Is Preferred Stock a Happy Medium?
Preferred stocks occupy the middle ground between bonds and common stocks. Like bonds, they pay out regular interest or dividend payments; like stocks, they retain the potential for upside capital appreciation. On the capital structure ladder, again, they stand halfway. In any bankruptcy, when all creditors line up for asset priority claims, preferred holders are repaid after bondholders and before stockholders.
So why do individual investors gravitate toward common rather than preferred stock? They tend to shy away from the latter class partly because information about it can be more difficult to obtain and understand. As a result, the benefits of preferred stock are often overlooked. If you are unfamiliar with these hybrid securities, work with financial professionals to see if they are right for you.
Should you prefer preferred stock?
Preferred stock comes in several flavors, which tend to have either long maturities (30-50 years), or in perpetuity with no maturity or fixed end date. If that sounds like a no-brainer, consider whether you would be willing to buy a 100-year bond at the same rate of interest as that of preferred stock. Possibly not.
Here are various types of preferred to distinguish among:
- Cumulative — Owners can receive dividends late in arrears. (Better late than never!)
- Noncumulative — Dividends may be slightly higher to compensate for the lack of protection for unpaid dividends offered by cumulative.
- Participating — Owners may receive more in liquidation.
- Convertible — Holders can exchange their preferred for common stocks at a specified conversion ratio.
- Adjustable rate — Flexible preferred share payouts are tied to benchmarks like Treasury bill yield.
- Callable — Issuers can redeem shares at a preset price, and owners receive a premium for reinvestment risk.
Preferred shares generally fluctuate in a tighter range than do their common stock cousins, driven mainly by interest rates and the credit risk of the issuing company. They carry their own credit ratings too. They are more transparent, however, than bonds, and purchase is straightforward, through exchange-traded funds and mutual funds. If they are trading only a few thousand shares a day, however, low liquidity can lead to wide bid/ask spreads.
The organization’s viewpoint
Now step into an institutional mindset. How would you, as an issuer of preferred stock, see it? It is often valuable to consider your investments from the company’s perspective for an all-around assessment.
First, remember that preferred stock counts as equity on the balance sheet, unlike bonds, which are considered debt. Financial companies in particular issue preferred stock, but so do telecoms, real estate investment trusts, and transportation and utilities businesses. All these might use preferred stock rather than bonds to raise capital, which helps reduce their debt-to-equity ratios. Lenders encourage a lower ratio, which lessens the risk of loan defaults; shareholders approve too, perceiving less likelihood of bankruptcy. Companies can also defer preferred dividend payments when cash flow is tight, although bond issuers, by contrast, remain on the hook.
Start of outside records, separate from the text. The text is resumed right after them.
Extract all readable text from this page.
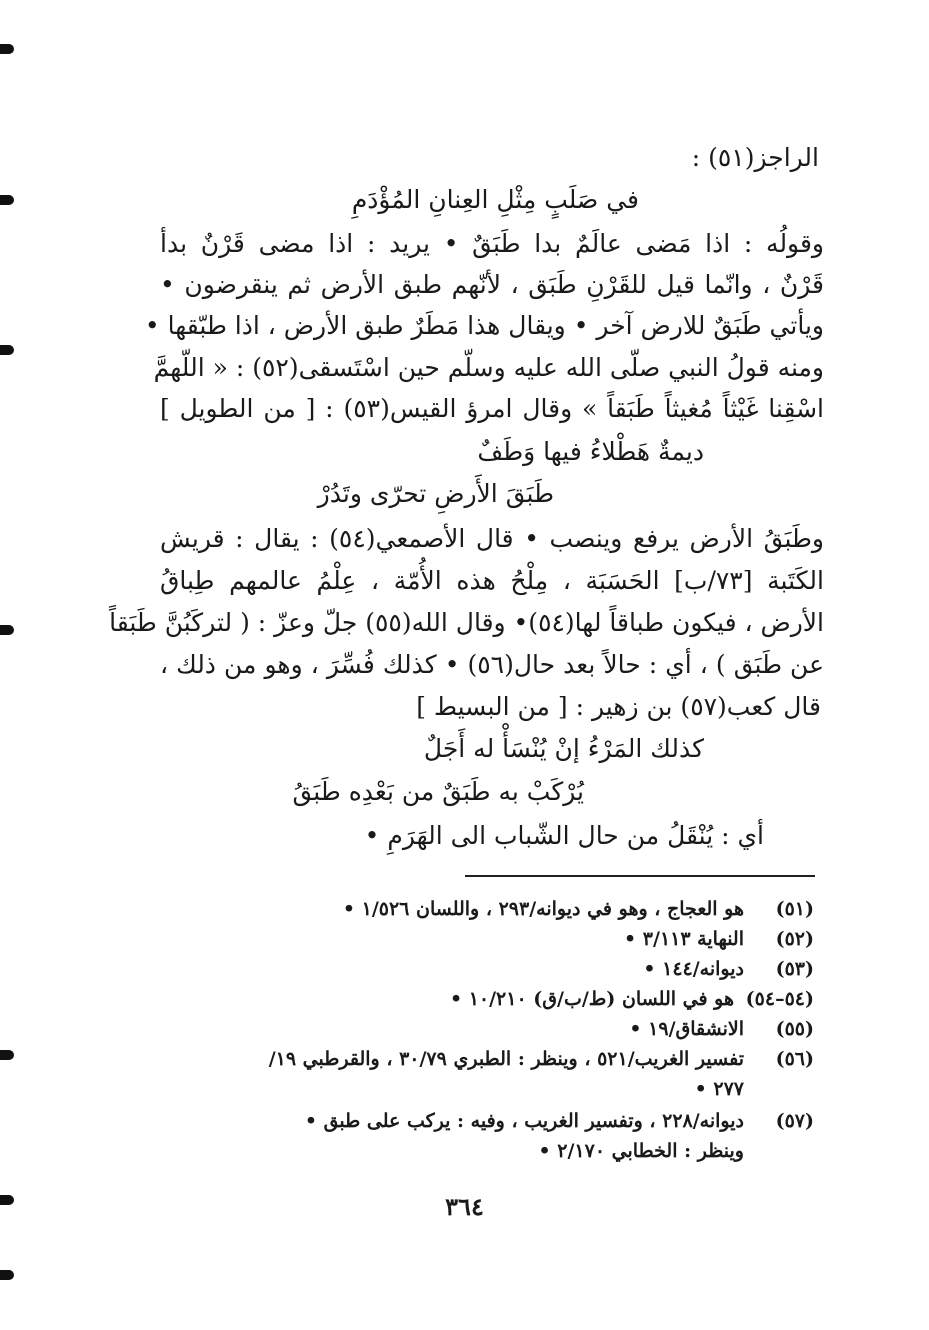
الراجز(٥١) :
في صَلَبٍ مِثْلِ العِنانِ المُؤْدَمِ
وقولُه : اذا مَضى عالَمٌ بدا طَبَقٌ • يريد : اذا مضى قَرْنٌ بدأ
قَرْنٌ ، وانّما قيل للقَرْنِ طَبَق ، لأنّهم طبق الأرض ثم ينقرضون •
ويأتي طَبَقٌ للارض آخر • ويقال هذا مَطَرٌ طبق الأرض ، اذا طبّقها •
ومنه قولُ النبي صلّى الله عليه وسلّم حين اسْتَسقى(٥٢) : « اللّهمَّ
اسْقِنا غَيْثاً مُغيثاً طَبَقاً » وقال امرؤ القيس(٥٣) : [ من الطويل ]
ديمةٌ هَطْلاءُ فيها وَطَفٌ
طَبَقَ الأَرضِ تحرّى وتَدُرْ
وطَبَقُ الأرض يرفع وينصب • قال الأصمعي(٥٤) : يقال : قريش
الكَتَبة [٧٣/ب] الحَسَبَة ، مِلْحُ هذه الأُمّة ، عِلْمُ عالمهم طِباقُ
الأرض ، فيكون طباقاً لها(٥٤)• وقال الله(٥٥) جلّ وعزّ : ( لتركَبُنَّ طَبَقاً
عن طَبَق ) ، أي : حالاً بعد حال(٥٦) • كذلك فُسِّرَ ، وهو من ذلك ،
قال كعب(٥٧) بن زهير : [ من البسيط ]
كذلك المَرْءُ إنْ يُنْسَأْ له أَجَلٌ
يُرْكَبْ به طَبَقٌ من بَعْدِه طَبَقُ
أي : يُنْقَلُ من حال الشّباب الى الهَرَمِ •
(٥١)
هو العجاج ، وهو في ديوانه/٢٩٣ ، واللسان ١/٥٢٦ •
(٥٢)
النهاية ٣/١١٣ •
(٥٣)
ديوانه/١٤٤ •
(٥٤–٥٤)
هو في اللسان (ط/ب/ق) ١٠/٢١٠ •
(٥٥)
الانشقاق/١٩ •
(٥٦)
تفسير الغريب/٥٢١ ، وينظر : الطبري ٣٠/٧٩ ، والقرطبي ١٩/
٢٧٧ •
(٥٧)
ديوانه/٢٢٨ ، وتفسير الغريب ، وفيه : يركب على طبق •
وينظر : الخطابي ٢/١٧٠ •
٣٦٤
An advantage for issuers of preferred versus common stock is eliminating the danger of a hostile takeover, since preferred stockholders cannot vote. Flexibility is another plus. When interest rates decline, issuers may be able to call the preferred stock and substitute a new issue with a lower rate or replace it with debt or common stock.
To whom do these corporate issuers mainly sell? Other institutions! Because organizations usually buy in large quantities, they are likely to quickly scoop up more shares.
Neither fish nor fowl
Which should you choose? Common stock has more upside, with potential for significant capital gains. On the other hand, preferred securities can provide a stable, predictable, long-term passive stream of income. Preferred dividends are higher than those for common stocks, and holders enjoy dividend priority; in times of stress, common stock dividends must be suspended first.
Proponents of common stock cite voting rights, which preferred holders do not share. But if you are not concerned with directing a company’s future and you might not vote anyhow, that power has little importance.
The decision is an individual one, depending on your cash flow needs and overall portfolio. Talk to your financial adviser about which class of stocks might best suit your portfolio, risk profile and cash flow needs.